The Future of the Past (EC Preservation Planning Meeting)

On 4-5th May 2011 the EC hosted an invitational event to discuss and consult on future plans for digital preservation in Europe.  It sought to look beyond the current Framework Programme and establish priorities for research in digital preservation for the next programme. This apparently will not be referred to as FP8; they are instead going to bundle together various things into what they are calling the ‘Common Strategic Framework’.

Aim of the meeting was to think about what the research questions are in digital preservation over the next few years. The meeting was convened by the new Head of Unit – Javier Hernández-Ros. He’s the Head of Unit for Cultural Heritage and Technology Enhanced Learning and reports to Kahlil Rouhana who leads the Digital Content & Cognitive Systems Directorate. Javier explained that there will be another FP7 preservation call in January 2012 (and they are looking to refine this over the next 2 weeks) but that they are also now closely focusing on their programme of funding for the period beyond 2014. They need to put their portfolio of programmes (for the period 2014-2020) in front of the Commission for consideration by the end of this year so the next few months are a critical period for feeding ideas to them for inclusion into future programmes.

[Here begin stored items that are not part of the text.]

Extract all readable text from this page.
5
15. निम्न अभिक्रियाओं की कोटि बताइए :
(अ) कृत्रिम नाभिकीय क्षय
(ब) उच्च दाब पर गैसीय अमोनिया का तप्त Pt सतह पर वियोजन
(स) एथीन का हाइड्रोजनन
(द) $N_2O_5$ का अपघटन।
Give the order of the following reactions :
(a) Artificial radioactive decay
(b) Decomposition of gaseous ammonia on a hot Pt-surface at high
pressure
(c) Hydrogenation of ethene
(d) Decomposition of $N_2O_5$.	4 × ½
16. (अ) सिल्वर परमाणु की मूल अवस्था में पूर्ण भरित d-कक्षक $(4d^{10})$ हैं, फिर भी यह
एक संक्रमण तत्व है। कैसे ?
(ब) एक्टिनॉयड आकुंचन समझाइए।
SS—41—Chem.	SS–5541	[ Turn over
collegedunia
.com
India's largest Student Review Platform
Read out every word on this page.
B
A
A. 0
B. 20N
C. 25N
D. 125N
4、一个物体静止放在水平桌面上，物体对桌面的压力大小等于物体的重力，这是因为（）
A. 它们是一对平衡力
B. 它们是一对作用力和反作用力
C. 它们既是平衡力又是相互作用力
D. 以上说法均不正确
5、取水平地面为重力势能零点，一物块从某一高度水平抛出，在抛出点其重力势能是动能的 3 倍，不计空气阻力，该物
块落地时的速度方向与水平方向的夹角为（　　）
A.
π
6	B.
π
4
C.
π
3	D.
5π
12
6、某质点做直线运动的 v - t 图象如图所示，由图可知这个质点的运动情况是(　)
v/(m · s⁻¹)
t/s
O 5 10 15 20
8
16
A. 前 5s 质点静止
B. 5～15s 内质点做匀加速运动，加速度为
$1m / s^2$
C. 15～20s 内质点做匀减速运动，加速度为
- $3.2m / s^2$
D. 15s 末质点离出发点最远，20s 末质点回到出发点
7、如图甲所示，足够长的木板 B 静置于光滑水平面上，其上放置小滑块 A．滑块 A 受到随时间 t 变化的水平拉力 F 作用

The main business of the meeting consisted of small group work on the part of the 60 or so attendees. On day 1 we were asked  to think about some questions and formulate some topics that would form the agenda to be tackled on day 2. The questions were:

I. How do you see the Digital Preservation Landscape Today?

II. How do you see the future of digital technology? What would you like DP to be like in 2020?

III. Provide 2 research topics that the EC should invest in over the next decade

A great many topics emerged (more than 30) but were finally clustered and streamlined and boiled down overnight by the EC staff to a more manageable number and to topics that they felt were plausible and possible to address in the context of EC programmes.

The 14 topics that emerged were:

  • new approaches to bit preservation (this was subsequently dropped – arguably, this is a solved problem!)
  • extraction of preservation information (more effective metadata)
  • integrated access to digital resources (over time, across ‘live’ and ‘archive’ systems, by various communities)
  • embed preservation as a computer science problem (taught on degrees and as an engineering challenge)
  • integrated emulation systems (usable and accessible emulators)
  • knowledge preservation (maintaining contextual information about resources)
  • quality assessment (the ability to check large digital collections for problems and errors)
  • preserving complex digital objects (get industry involved and make tools easier to use)
  • automation (to cope with scale, e.g. rule-based systems, AI methods – to hide complexity and reduce costs)
  • ease of use (implicit and invisible processes for personal archiving and the mass market)
  • integration into asset management (digital objects as commodities and managed as such)
  • standards development (metadata, persistent identifiers and certification)
  • markets and cost/benefits (economic frameworks for preservation and effective partnerships)
  • self-preserving objects (embedded micro-objects changing the nature of the information lifecycle)

Over the course of the 2 days, some of these topics emerged more strongly than others and were featured more often in the conversations of the delegates over cups of coffee. To my mind, the real keywords to emerge from the meeting might be summed up as follows: automation, integration and intelligence. Hmm …. sounds like the name of a programme! It was a good meeting … well done to all responsible at the Commission.